Mission:

To live and learn by the stars, seasons and nature's cycles.

Reading Nature envisions a world where humans live in sync with nature.  A world where humans live as equal shareholders and caregivers for balanced, diverse and healthy communities across planet earth.

Read Nature: Philosophy

Our programs support biological literacy, understanding our biological nature - inside and out. We aim to reset our inner and outer clocks to tick in sync with our biological nature, rather than an industrial era clock.  

As humans, our internal biological clocks are tuned to the earth’s rotation through the sun’s daily and seasonal cycles. Biological rhythms, called circadian, ultradian or infradian rhythms by biologists depending on their timing, describe cycles within an organism, tissue or cell that relate to an outside cycle in the environment such as the daily light-dark cycle or the tidal, weekly, seasonal, and annual rhythms of the earth’s rotation. Our internal metabolic, hormonal, central nervous system and even neurotransmitter systems are timed to biological rhythms. Living cells within plants and other animals are tuned to the same environmental cues as we are. What do the cues in your environment such as light, temperature and humidity tell you? How does weather affect the plants outside? What are the squirrels and birds up to this time of day? When do you feel most energized and tired?   

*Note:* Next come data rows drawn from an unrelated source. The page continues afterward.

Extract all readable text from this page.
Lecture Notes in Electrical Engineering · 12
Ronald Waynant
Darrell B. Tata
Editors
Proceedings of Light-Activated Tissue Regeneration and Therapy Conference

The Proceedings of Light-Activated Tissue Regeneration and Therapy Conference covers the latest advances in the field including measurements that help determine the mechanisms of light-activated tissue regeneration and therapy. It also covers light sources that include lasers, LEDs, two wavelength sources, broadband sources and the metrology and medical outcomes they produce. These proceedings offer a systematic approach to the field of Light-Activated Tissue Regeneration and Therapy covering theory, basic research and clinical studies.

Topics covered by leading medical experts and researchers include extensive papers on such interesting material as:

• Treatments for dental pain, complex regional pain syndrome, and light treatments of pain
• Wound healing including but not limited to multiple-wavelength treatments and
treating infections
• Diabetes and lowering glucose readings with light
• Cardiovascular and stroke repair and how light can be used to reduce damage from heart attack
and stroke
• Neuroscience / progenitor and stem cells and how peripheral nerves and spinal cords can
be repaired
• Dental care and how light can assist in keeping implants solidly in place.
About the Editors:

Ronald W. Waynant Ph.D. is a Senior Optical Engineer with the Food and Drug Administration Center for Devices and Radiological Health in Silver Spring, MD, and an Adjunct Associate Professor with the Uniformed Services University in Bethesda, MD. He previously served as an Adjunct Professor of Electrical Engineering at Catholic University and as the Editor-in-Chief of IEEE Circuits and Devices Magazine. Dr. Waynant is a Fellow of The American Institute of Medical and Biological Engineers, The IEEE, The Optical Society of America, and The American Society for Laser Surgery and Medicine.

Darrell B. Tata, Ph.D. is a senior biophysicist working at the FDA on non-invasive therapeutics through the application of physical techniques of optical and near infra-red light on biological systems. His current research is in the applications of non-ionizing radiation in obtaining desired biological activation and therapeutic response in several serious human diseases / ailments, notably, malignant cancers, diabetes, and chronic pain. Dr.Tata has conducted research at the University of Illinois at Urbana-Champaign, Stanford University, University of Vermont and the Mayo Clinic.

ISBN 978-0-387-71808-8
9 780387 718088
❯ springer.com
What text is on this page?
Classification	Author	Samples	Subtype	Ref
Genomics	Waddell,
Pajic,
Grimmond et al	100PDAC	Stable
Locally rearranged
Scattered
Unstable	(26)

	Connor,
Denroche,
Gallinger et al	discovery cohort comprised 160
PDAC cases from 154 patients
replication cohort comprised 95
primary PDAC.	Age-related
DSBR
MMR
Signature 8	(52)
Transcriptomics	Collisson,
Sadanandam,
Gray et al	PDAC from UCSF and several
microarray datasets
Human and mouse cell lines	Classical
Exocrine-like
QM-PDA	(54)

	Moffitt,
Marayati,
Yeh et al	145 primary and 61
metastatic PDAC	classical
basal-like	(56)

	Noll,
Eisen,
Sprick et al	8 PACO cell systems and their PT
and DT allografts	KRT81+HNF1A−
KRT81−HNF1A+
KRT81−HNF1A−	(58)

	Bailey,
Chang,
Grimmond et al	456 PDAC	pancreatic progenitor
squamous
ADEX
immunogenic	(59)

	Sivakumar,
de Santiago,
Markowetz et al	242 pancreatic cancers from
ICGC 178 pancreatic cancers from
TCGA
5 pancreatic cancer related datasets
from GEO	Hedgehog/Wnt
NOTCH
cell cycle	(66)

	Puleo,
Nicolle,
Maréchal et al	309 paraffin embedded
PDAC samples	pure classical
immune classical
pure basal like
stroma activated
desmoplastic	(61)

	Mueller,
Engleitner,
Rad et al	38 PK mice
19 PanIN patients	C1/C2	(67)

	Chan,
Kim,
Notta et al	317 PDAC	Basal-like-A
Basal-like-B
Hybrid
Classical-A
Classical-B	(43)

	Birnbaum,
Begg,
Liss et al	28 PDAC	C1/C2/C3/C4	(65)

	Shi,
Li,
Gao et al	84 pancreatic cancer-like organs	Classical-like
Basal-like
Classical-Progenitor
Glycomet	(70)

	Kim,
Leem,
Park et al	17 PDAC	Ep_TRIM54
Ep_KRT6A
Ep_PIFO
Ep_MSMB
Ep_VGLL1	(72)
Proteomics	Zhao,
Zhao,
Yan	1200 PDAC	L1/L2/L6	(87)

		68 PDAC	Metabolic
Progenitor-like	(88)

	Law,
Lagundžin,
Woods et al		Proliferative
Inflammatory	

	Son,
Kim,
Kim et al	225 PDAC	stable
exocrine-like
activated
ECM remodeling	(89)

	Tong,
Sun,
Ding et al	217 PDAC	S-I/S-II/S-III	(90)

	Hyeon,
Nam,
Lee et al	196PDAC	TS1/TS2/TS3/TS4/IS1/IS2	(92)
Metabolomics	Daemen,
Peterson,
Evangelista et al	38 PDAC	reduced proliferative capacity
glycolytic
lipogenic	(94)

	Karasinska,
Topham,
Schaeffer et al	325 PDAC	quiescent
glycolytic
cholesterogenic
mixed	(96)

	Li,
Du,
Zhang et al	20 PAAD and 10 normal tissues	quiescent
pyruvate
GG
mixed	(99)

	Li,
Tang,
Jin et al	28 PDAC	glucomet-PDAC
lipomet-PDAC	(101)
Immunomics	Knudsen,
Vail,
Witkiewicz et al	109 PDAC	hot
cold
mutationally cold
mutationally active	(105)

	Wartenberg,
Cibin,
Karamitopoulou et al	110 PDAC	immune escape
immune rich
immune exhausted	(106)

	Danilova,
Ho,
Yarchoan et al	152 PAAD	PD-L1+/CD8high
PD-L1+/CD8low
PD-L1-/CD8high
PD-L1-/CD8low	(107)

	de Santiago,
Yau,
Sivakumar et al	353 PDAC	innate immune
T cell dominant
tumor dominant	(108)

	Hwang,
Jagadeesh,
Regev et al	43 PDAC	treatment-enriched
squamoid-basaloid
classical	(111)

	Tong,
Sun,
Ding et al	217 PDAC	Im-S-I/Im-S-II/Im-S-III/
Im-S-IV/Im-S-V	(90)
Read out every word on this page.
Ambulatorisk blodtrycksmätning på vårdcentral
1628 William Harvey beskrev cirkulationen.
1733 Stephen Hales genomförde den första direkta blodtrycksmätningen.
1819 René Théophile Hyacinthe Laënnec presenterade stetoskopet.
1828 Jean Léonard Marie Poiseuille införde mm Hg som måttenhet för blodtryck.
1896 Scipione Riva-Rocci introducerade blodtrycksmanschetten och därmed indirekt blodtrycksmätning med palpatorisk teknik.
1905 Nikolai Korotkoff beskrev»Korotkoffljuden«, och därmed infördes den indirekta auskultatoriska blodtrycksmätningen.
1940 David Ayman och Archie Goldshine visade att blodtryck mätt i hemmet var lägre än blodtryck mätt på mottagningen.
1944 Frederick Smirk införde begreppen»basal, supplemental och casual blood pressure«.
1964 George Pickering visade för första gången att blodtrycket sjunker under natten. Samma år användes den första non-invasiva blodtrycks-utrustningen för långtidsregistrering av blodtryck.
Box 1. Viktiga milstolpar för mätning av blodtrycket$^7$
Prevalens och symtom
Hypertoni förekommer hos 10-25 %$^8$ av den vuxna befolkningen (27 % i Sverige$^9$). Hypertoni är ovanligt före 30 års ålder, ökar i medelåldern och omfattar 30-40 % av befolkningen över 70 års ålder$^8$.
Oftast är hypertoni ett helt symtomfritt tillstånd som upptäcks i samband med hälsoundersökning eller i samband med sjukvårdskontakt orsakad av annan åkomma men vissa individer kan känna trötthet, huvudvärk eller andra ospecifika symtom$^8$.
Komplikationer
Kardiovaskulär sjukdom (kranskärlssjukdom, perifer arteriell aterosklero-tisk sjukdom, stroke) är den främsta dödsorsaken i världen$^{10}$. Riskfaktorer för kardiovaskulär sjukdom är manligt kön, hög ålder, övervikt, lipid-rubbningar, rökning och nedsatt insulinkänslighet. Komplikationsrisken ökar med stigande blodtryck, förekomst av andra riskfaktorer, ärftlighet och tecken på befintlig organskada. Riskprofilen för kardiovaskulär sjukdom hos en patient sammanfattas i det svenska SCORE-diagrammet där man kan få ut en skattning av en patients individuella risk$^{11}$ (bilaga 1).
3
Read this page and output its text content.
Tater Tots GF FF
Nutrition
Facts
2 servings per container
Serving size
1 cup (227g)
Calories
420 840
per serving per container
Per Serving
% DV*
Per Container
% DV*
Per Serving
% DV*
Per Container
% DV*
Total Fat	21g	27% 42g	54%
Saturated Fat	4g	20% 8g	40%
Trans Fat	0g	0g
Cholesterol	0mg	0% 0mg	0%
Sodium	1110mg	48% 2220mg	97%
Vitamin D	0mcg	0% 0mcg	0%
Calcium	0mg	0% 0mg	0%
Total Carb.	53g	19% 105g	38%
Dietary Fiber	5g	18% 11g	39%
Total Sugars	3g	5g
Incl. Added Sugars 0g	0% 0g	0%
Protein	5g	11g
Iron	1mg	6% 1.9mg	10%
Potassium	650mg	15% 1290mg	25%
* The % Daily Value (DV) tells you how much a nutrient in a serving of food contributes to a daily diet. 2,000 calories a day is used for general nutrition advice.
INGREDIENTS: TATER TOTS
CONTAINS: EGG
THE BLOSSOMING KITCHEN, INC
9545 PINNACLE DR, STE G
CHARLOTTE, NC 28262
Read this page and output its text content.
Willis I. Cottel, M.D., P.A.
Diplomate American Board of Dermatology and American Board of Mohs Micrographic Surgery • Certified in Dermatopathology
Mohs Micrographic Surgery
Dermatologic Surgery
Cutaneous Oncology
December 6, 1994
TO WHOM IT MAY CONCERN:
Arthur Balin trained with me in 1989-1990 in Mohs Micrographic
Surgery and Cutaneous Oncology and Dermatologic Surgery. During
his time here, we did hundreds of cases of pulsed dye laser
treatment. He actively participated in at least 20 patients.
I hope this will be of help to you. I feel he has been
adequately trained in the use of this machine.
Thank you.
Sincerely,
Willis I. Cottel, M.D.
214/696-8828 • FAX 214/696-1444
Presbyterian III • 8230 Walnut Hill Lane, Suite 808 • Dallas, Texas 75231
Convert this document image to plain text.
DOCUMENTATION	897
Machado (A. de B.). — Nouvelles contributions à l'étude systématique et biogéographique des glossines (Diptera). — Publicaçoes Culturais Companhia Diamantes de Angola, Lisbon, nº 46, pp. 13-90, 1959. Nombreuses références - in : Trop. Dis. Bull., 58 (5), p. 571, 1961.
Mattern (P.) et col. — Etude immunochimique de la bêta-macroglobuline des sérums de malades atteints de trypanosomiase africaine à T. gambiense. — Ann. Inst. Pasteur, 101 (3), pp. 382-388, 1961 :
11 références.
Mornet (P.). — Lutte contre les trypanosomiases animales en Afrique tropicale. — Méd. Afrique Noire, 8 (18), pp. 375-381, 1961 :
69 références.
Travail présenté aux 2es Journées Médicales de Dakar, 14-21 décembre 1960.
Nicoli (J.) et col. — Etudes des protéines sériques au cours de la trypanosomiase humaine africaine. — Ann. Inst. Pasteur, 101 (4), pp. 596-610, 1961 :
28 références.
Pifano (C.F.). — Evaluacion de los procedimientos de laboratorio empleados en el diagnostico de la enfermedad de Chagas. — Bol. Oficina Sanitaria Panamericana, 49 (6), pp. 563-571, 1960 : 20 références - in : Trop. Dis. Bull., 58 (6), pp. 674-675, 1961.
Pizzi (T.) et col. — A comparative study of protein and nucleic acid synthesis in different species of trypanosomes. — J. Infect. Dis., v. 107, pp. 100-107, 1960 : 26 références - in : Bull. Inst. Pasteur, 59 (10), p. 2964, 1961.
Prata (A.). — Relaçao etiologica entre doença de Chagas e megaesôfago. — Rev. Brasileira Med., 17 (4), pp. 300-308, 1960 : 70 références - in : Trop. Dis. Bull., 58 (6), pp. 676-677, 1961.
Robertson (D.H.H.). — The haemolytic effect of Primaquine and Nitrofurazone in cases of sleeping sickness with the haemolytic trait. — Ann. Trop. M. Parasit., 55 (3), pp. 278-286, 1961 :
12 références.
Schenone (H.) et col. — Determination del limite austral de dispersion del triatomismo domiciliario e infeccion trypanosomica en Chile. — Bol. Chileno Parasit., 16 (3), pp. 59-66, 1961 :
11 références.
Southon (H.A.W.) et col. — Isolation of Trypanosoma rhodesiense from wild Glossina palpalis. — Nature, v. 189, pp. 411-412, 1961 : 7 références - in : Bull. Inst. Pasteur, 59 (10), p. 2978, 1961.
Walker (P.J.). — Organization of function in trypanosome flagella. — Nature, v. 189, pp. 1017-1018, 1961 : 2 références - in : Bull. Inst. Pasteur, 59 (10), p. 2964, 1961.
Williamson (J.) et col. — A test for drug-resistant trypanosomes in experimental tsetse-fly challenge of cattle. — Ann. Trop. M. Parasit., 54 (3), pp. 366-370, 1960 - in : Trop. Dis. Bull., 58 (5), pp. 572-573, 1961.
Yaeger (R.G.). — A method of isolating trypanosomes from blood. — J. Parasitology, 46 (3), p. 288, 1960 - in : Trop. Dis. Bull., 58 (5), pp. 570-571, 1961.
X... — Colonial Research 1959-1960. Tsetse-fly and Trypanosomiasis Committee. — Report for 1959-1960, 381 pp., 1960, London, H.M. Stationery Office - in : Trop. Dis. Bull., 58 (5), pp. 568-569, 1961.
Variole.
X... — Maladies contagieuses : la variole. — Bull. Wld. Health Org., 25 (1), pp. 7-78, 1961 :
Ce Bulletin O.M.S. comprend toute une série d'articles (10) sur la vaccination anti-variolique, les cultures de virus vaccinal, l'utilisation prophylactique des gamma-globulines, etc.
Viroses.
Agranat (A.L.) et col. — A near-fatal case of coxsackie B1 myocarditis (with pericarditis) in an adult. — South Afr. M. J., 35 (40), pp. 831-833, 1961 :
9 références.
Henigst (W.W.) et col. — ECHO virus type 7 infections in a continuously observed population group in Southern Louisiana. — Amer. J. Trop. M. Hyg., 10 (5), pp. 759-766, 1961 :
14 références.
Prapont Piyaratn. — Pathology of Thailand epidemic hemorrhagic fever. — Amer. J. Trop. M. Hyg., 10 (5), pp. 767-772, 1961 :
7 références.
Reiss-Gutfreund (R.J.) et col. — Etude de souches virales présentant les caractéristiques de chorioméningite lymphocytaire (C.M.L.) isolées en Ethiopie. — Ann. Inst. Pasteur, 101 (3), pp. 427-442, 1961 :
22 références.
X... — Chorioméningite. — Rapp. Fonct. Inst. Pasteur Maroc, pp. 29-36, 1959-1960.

Relate to nature: Awareness of connections.

How is our internal biology connected to our outside surroundings? What time of the day are the birds the busiest and the most quiet? It’s not a coincidence that birds are often hushed in the afternoon at a time when most people could use a siesta. Awareness of our relationships to nature, of internal to external and vice versa, strengthen our connection to self, each other and our environment. Understanding these connections supports empathy, caring and considerate action. 

Roll with it: Timing is everything.

Flow learning describes a natural rhythm that Joseph Cornell, in his book Sharing the Joy of Nature, observed when using a particular sequence of games and activities in outdoor education. He found that learning was enhanced if he started with enthusiasm, moved into focusing attention, concentrating on a direct experience in nature and then gathered together to share inspiration. Natural cycles of learning was further developed and described in Coyote’s Guide to Connecting with Nature, a model that aligns the cycle of learning with everyday cycles in nature. Reading Nature instructors are trained to use  “natural cycles of learning” and how learning is impacted at different times of day based on our biological clock and cycles of hormones cortisol and melatonin.   

Chances are, you know what it’s like to go against the flow of your biological clock. Showing up at school at 7am for lectures well before the biological peak in logical reasoning around 10am is painful. Whether it’s the strict timetable of western education or the workforce, showing up at a time when you’re just not feeling it requires extra energy and effort, often powered by caffeine. It is a privilege to live in these times to the innate tune of your natural internal clock. 

Imagine designing spring. Imagine that orchestration… Imagine the timing, the coordination, all without top down laws or policies or climate change protocols. This happens every year… there’s lots of showing off, there’s lots of love in the air, there’s lots of grand openings, and the organisms I promise you have all of their priorities in order.